Diante dessa revogação, contribuintes questionaram judicialmente a validade desse aumento, alegando que ele configuraria uma majoração tributária, o que exigiria respeito aos princípios constitucionais da anterioridade anual e nonagesimal previstos no art. 150, III, “c” da Constituição Federal e no art. 195, § 6º.
O que o STF decidiu?
O Supremo Tribunal Federal, ao analisar o caso no ARE 1.527.985/ES, entendeu que não houve majoração de tributo, pelas seguintes razões:
1. O Decreto nº 11.321/2022 não chegou a produzir efeitos jurídicos e econômicos.
O Supremo afirmou que a redução da alíquota do AFRMM, prevista no Decreto nº 11.321/2022, não chegou a beneficiar os contribuintes, pois o mesmo foi revogado antes mesmo de ser aplicado efetivamente. Como a revogação ocorreu no mesmo dia em que o decreto começou a valer, considera-se que a redução nunca passou a integrar a ordem jurídica de forma consolidada.

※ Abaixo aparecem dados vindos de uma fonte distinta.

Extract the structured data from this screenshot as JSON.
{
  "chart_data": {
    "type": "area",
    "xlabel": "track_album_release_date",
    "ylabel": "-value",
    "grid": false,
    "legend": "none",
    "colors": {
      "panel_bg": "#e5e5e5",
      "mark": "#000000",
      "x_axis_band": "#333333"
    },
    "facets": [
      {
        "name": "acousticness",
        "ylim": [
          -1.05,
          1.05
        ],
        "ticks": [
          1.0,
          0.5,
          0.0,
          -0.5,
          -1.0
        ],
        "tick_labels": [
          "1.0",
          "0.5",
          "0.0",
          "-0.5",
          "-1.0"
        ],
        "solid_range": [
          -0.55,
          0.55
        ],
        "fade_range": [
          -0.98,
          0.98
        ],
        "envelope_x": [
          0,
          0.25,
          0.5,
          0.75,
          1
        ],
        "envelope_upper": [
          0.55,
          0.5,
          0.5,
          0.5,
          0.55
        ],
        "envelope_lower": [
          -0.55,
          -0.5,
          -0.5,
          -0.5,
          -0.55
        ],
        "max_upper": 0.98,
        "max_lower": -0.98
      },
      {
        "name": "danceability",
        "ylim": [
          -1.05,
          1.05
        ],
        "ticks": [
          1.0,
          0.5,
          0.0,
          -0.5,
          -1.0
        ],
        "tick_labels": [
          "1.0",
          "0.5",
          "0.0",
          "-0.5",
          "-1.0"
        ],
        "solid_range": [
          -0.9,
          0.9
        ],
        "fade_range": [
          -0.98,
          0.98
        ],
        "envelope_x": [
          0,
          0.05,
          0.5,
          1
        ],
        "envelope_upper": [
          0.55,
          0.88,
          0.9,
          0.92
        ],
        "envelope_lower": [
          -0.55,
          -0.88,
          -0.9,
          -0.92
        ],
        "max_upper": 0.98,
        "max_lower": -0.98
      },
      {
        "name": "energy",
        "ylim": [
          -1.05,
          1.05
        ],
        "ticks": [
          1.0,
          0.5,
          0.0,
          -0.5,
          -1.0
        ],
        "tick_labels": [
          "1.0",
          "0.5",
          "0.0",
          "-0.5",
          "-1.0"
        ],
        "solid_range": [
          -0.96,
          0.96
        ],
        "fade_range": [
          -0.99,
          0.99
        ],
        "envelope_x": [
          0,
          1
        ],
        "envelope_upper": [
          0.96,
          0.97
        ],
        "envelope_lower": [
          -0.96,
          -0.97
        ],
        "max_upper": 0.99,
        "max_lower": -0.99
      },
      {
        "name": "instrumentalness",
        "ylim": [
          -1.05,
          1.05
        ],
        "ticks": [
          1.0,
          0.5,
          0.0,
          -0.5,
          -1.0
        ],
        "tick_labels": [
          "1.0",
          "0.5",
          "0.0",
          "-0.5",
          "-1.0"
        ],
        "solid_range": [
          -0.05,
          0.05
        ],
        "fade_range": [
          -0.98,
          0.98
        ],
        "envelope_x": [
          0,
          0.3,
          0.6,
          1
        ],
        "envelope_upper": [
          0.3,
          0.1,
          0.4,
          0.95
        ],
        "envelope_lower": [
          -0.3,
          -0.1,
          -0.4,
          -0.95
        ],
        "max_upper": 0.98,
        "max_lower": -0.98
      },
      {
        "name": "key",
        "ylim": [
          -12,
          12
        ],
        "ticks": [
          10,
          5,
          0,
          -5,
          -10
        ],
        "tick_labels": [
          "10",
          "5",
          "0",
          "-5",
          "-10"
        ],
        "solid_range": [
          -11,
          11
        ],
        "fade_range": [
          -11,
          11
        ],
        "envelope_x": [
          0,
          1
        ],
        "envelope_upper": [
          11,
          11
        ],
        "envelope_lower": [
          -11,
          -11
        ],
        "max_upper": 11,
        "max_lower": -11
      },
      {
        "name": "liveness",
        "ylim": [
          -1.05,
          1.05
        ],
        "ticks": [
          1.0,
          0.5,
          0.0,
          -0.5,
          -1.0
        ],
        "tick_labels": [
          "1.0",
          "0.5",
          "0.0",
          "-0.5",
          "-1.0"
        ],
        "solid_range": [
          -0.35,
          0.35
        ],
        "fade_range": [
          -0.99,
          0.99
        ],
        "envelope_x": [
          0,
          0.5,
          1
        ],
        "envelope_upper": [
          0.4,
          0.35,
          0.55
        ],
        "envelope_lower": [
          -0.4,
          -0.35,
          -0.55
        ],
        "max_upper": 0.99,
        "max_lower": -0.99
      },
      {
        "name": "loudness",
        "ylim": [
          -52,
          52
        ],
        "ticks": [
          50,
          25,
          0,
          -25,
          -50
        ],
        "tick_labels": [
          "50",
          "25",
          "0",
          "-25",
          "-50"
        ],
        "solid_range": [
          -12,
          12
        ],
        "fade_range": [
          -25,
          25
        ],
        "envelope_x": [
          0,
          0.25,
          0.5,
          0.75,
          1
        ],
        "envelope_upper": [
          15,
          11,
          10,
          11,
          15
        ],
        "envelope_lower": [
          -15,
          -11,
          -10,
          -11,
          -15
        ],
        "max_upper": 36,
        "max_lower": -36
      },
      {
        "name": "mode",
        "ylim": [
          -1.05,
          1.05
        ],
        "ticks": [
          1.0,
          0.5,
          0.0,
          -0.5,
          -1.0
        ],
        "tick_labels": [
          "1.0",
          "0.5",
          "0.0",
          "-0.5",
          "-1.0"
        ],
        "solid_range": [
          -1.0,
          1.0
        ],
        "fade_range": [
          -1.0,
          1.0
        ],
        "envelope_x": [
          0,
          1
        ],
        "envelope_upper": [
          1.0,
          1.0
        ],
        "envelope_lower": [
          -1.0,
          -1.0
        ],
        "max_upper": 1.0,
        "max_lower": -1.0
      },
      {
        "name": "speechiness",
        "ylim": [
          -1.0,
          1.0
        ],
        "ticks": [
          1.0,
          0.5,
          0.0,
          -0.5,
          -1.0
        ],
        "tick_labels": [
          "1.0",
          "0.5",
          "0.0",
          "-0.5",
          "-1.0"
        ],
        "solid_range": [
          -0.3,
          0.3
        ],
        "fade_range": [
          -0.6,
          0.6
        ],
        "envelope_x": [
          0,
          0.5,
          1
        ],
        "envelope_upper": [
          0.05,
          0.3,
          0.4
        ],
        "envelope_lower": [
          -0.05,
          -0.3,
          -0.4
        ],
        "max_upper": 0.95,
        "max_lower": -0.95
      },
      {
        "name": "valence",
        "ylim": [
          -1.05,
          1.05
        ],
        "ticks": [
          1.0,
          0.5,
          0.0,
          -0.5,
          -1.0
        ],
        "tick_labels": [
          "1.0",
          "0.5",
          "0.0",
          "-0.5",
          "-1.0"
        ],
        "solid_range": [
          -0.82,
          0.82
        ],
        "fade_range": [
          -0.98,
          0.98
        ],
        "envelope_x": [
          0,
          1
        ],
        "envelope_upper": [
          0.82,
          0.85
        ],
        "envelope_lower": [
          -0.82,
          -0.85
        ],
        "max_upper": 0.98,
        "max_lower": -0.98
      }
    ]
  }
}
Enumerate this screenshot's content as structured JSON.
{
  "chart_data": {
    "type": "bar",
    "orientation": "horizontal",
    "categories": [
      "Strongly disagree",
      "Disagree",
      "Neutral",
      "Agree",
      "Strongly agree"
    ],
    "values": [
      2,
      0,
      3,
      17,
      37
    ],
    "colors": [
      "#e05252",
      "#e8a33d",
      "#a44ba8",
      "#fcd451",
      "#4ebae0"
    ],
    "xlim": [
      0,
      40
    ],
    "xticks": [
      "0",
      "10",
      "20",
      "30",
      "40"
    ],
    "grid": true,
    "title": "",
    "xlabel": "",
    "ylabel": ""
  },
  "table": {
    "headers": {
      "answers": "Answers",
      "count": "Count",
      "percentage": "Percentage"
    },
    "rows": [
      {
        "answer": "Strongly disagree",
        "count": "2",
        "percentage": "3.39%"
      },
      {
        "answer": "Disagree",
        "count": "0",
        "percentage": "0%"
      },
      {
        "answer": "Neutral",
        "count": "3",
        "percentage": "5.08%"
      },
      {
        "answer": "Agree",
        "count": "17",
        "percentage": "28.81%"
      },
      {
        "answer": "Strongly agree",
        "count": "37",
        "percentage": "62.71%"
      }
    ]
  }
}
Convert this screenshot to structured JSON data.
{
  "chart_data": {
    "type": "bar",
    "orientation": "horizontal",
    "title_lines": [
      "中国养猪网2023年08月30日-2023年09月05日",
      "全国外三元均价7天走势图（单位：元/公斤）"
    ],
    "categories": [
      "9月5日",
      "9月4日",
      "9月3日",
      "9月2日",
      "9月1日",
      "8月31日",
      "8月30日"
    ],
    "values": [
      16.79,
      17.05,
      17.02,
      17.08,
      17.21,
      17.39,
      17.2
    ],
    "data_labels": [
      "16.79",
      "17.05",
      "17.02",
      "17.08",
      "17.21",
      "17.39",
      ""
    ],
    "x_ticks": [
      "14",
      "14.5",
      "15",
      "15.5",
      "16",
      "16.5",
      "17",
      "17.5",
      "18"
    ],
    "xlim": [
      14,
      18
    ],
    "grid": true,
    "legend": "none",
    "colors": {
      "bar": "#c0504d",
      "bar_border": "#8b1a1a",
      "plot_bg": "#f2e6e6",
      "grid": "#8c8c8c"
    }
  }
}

2. Ausência de necessidade de cumprir os princípios da anterioridade anual e nonagesimal.
A Constituição protege os contribuintes contra aumentos abruptos de tributos, exigindo que a majoração respeite os prazos de anterioridade anual (só pode valer no exercício seguinte) e nonagesimal (só pode produzir efeitos após 90 dias).
No entanto, como não houve efetiva redução da alíquota, e a alíquota original permaneceu a mesma, o STF entendeu que não foi um aumento de tributo, mas sim a manutenção da alíquota já em vigor antes de 2023. Assim, a revogação do Decreto nº 11.321/2022 não precisava respeitar esses prazos.
3. Segurança jurídica e princípio da não surpresa
Alguns contribuintes alegaram que a revogação abrupta da redução violava os princípios da segurança jurídica e da não surpresa em matéria tributária, já que contavam com a alíquota reduzida. O STF rechaçou esse argumento, afirmando que os contribuintes sempre souberam das alíquotas originais e que a revogação imediata da redução impediu que houvesse uma real expectativa legítima de benefício tributário.
4. A redução da alíquota foi declarada nula por violar a Lei de Responsabilidade Fiscal.
Além disso, o STF concordou com o Tribunal Regional Federal da 2ª Região (TRF-2), que já havia considerado a redução da alíquota “nula desde sua publicação”, pois violava regras fiscais. Segundo o artigo 113 do ADCT e os artigos 14, I, 15 e 16 da Lei Complementar nº 101/2000 (Lei de Responsabilidade Fiscal – LRF), toda renúncia fiscal precisa ser acompanhada de uma estimativa de impacto orçamentário, o que não ocorreu no caso.
Portanto, a redução da alíquota foi invalidada, o que reforçou a tese de que os contribuintes não poderiam utilizá-la.
Conclusão…
Com base nesses entendimentos, o Plenário, por unanimidade, reconheceu a existência de repercussão geral da questão constitucional suscitada (Tema 1.368 da repercussão geral), bem como:
(i) reafirmou a jurisprudência dominante sobre a matéria para negar provimento ao recurso extraordinário; e
(ii) fixou a tese anteriormente citada.
STF. ARE 1.527.985/ES, relator Ministro Presidente, julgamento finalizado no Plenário Virtual em 03.02.2025 (info 1164).